Forte symbolique de l’hôpital militaire
Et en tant que peuple mauricien appelé à célébrer cette année le 50e anniversaire de l’indépendance de son pays, date marquant la sortie du joug colonial engagé dans l’esclavagisme et l’engagisme, « nous devons avoir un lieu de mémoire pour tous ceux qui ont été vendus comme des meubles et du bétail ». Un temps, poursuit-il, où « ou lekor, ou lafors napa ti apartenir a ou. Ounn vinn enn obze de trafik ». L’église de Cassis, érigée entre 1851 et 1879 est ellemême un lieu de mémoire, selon Alain Romaine. « Un tel monument en pierre a été taillé avec l’intelligence des artisans noirs. Lorsque nous rentrons dans un tel monument et que nous levons la tête, nous sommes pris par des frissons.

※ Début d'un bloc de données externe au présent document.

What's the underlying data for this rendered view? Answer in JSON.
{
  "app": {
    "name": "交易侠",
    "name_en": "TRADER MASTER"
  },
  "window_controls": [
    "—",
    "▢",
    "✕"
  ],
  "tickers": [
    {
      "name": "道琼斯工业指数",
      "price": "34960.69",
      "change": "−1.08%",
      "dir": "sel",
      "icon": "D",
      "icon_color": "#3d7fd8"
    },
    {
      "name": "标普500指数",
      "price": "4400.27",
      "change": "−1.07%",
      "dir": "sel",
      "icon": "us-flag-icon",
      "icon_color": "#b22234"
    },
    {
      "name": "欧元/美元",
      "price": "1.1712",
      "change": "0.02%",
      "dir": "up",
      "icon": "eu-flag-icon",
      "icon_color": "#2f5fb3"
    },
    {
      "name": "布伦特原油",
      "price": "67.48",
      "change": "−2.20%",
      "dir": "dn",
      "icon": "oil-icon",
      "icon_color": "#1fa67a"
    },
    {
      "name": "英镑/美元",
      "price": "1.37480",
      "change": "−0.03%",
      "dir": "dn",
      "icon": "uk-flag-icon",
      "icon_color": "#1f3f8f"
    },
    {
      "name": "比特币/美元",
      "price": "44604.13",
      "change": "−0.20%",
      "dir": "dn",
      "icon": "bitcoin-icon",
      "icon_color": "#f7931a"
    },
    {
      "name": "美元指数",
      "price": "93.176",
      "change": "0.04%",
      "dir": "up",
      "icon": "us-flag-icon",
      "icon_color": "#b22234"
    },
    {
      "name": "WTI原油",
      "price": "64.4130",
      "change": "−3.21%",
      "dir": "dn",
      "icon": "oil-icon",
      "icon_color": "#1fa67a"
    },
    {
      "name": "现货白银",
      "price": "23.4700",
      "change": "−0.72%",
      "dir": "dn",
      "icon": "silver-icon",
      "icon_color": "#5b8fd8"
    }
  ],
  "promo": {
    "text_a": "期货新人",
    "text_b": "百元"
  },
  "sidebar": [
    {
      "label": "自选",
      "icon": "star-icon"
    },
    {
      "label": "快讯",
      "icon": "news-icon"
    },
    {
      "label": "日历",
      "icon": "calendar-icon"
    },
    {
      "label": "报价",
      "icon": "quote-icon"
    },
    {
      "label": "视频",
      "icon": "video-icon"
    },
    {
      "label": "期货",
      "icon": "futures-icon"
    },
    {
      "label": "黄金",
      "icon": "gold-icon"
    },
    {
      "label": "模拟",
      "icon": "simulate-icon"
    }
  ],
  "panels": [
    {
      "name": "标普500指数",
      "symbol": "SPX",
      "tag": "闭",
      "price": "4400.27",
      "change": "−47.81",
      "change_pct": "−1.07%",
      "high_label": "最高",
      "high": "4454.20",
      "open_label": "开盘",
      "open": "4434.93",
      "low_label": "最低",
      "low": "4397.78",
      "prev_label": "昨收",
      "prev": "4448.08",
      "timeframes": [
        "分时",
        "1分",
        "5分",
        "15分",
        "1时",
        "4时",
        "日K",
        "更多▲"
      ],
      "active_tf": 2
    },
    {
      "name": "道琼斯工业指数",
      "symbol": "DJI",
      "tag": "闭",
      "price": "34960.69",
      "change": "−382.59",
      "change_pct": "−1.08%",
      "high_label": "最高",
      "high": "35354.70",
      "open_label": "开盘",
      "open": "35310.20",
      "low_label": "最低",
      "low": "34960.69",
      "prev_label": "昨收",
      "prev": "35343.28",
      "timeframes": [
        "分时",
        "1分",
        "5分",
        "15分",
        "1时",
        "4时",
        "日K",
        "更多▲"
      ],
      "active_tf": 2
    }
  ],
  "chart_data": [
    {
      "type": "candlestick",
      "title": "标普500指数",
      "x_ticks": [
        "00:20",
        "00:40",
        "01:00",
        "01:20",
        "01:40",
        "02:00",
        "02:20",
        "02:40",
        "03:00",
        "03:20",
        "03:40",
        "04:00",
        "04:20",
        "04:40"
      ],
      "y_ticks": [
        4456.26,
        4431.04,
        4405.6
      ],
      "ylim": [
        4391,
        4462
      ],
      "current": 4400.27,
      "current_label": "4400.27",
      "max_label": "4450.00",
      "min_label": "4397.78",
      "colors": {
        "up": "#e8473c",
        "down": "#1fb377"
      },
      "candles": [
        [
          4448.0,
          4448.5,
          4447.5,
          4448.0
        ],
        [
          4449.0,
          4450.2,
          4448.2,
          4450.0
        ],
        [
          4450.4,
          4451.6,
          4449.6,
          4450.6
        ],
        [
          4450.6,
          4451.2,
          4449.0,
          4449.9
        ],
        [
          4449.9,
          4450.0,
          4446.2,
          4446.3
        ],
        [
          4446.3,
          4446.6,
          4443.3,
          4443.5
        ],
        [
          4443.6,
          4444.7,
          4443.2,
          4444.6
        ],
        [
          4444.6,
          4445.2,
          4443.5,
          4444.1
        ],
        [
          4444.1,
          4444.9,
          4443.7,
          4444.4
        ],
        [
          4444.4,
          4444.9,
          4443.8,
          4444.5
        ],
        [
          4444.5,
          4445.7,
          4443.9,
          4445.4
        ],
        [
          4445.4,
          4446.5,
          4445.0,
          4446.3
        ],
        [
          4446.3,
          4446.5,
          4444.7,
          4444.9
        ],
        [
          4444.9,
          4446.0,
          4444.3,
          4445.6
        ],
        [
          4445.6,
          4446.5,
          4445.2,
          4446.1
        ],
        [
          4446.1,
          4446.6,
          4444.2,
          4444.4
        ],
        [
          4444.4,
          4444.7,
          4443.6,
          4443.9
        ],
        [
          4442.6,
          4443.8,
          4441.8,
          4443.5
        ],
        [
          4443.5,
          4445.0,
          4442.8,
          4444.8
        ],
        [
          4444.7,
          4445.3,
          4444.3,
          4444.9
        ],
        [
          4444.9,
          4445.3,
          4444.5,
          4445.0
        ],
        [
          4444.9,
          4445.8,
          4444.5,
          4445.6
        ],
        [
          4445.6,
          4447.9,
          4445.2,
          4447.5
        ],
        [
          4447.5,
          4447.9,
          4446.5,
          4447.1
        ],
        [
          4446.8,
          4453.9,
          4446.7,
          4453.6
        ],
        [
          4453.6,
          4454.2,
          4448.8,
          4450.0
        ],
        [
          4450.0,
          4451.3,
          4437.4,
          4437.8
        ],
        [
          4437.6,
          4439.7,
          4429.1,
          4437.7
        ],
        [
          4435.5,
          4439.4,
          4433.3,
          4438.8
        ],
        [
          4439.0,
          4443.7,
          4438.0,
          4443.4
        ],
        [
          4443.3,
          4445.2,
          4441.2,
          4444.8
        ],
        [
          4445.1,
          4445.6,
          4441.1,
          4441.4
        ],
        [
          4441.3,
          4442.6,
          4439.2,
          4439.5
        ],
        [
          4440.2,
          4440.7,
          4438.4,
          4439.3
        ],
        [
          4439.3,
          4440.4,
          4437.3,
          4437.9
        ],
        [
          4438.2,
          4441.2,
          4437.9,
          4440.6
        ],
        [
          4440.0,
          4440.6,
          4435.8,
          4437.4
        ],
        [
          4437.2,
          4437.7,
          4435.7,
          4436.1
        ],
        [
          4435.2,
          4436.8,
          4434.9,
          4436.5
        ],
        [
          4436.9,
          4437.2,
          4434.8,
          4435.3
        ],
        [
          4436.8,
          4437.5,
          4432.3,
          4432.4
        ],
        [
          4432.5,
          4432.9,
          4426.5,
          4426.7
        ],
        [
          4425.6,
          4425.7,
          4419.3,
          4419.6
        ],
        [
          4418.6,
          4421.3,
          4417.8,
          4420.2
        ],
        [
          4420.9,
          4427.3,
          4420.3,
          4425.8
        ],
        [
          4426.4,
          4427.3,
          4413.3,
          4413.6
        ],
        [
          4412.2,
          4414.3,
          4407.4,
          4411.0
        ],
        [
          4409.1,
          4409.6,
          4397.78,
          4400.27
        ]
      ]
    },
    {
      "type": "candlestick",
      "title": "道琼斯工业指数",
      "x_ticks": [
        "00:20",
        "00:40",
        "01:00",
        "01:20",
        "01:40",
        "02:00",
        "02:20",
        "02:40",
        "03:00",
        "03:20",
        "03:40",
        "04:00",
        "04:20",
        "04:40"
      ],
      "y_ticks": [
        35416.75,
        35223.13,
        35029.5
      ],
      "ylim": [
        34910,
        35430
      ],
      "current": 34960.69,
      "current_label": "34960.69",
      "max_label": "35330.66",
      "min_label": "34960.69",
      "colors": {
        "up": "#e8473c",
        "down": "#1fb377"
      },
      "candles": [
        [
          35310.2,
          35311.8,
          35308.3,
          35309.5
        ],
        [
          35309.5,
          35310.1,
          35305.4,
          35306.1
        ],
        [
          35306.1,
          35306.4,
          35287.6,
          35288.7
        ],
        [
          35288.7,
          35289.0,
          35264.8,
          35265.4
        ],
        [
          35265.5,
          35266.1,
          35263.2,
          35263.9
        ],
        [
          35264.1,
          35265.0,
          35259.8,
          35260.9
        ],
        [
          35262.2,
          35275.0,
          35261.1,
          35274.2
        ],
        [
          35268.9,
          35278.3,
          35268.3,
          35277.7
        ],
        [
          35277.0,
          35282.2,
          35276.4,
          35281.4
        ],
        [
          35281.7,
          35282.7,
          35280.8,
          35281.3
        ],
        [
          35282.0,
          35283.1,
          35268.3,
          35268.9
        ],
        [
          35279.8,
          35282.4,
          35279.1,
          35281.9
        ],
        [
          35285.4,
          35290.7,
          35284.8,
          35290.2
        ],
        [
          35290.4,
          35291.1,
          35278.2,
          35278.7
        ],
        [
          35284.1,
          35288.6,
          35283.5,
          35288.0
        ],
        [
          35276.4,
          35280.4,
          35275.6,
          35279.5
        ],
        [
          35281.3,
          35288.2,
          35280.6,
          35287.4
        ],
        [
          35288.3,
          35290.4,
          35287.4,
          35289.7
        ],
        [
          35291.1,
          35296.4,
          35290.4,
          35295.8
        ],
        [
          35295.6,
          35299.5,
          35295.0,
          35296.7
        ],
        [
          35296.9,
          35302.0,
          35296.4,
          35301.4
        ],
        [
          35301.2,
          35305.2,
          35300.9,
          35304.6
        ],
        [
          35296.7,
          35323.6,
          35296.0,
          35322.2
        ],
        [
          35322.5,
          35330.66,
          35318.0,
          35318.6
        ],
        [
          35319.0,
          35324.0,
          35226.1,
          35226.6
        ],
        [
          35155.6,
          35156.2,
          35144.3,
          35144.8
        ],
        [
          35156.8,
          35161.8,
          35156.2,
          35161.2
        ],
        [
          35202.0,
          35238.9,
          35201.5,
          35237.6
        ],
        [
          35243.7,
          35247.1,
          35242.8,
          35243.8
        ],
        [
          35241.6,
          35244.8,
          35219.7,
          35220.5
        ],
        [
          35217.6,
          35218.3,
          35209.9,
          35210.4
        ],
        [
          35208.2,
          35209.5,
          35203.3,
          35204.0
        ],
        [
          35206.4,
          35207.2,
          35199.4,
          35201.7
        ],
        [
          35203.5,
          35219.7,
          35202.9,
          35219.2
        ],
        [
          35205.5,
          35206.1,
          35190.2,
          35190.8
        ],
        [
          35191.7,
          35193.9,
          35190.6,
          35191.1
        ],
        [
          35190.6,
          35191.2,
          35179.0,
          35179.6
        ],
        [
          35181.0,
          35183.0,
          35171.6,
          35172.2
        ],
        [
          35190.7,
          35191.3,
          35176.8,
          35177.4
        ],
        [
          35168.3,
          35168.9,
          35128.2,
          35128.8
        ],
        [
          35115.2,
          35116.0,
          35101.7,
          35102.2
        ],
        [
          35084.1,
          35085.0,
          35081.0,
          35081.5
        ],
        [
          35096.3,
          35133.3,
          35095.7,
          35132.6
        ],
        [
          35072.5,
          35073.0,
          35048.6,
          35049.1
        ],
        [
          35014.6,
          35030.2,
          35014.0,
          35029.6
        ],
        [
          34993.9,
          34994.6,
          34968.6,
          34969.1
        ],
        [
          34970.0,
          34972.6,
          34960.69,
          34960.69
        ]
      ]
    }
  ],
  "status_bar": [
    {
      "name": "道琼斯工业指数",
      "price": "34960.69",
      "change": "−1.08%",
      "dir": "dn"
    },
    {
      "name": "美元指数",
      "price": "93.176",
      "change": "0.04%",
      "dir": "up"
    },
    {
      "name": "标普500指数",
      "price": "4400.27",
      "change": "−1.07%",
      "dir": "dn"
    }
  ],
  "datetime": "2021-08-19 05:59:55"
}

Encore plus quand nous savons que feu Roger Cerveaux, ancien curé ici, a déclenché la conscience créole par son cri 25 ans de cela ». Depuis une dizaine d’années, souligne-t-il encore, plusieurs organisations militent pour que l’hôpital militaire devienne un lieu de mémoire sous forme de musée. « Plusieurs conférences nationales et internationales ont demandé que les autorités érigent un musée intercontinental ». Ajoutant : « Nous sommes bien conscients qu’il y a des forces contraires qui font obstacle à ce projet. Mais, aujourd’hui, il est plus que temps que nous érigions un mémorial en ce lieu ». Selon Alain Romaine, un musée ne se tourne pas vers le passé mais puise dans le passé pour avoir la force de vivre dans le présent et pour se tourner vers l’avenir. Il plaide pour que les Mauriciens fassent mémoire de ce qui les rassemble, « pour nous donner cette force, cette âme mauricienne ». Le prêtre est d’avis que l’hôpital militaire revêt une forte symbolique étant donné que « devant la maladie, il n’y a ni blanc, ni noir, ni maître ni esclave. C’est un lieu de réconciliation » grâce auquel, est-il convaincu, « les chaînes de préjugés sur les descendants d’esclaves seront brisées dans l’esprit de tous ». La messe a été célébrée en présence de divers représentants des autorités dont la présidente de la République, Ameenah Gurib- Fakim, le vice-président de la République, Barlen Vyapoory, le DPM, Ivan Collendavelloo et la VPM Fazila Daureeawoo.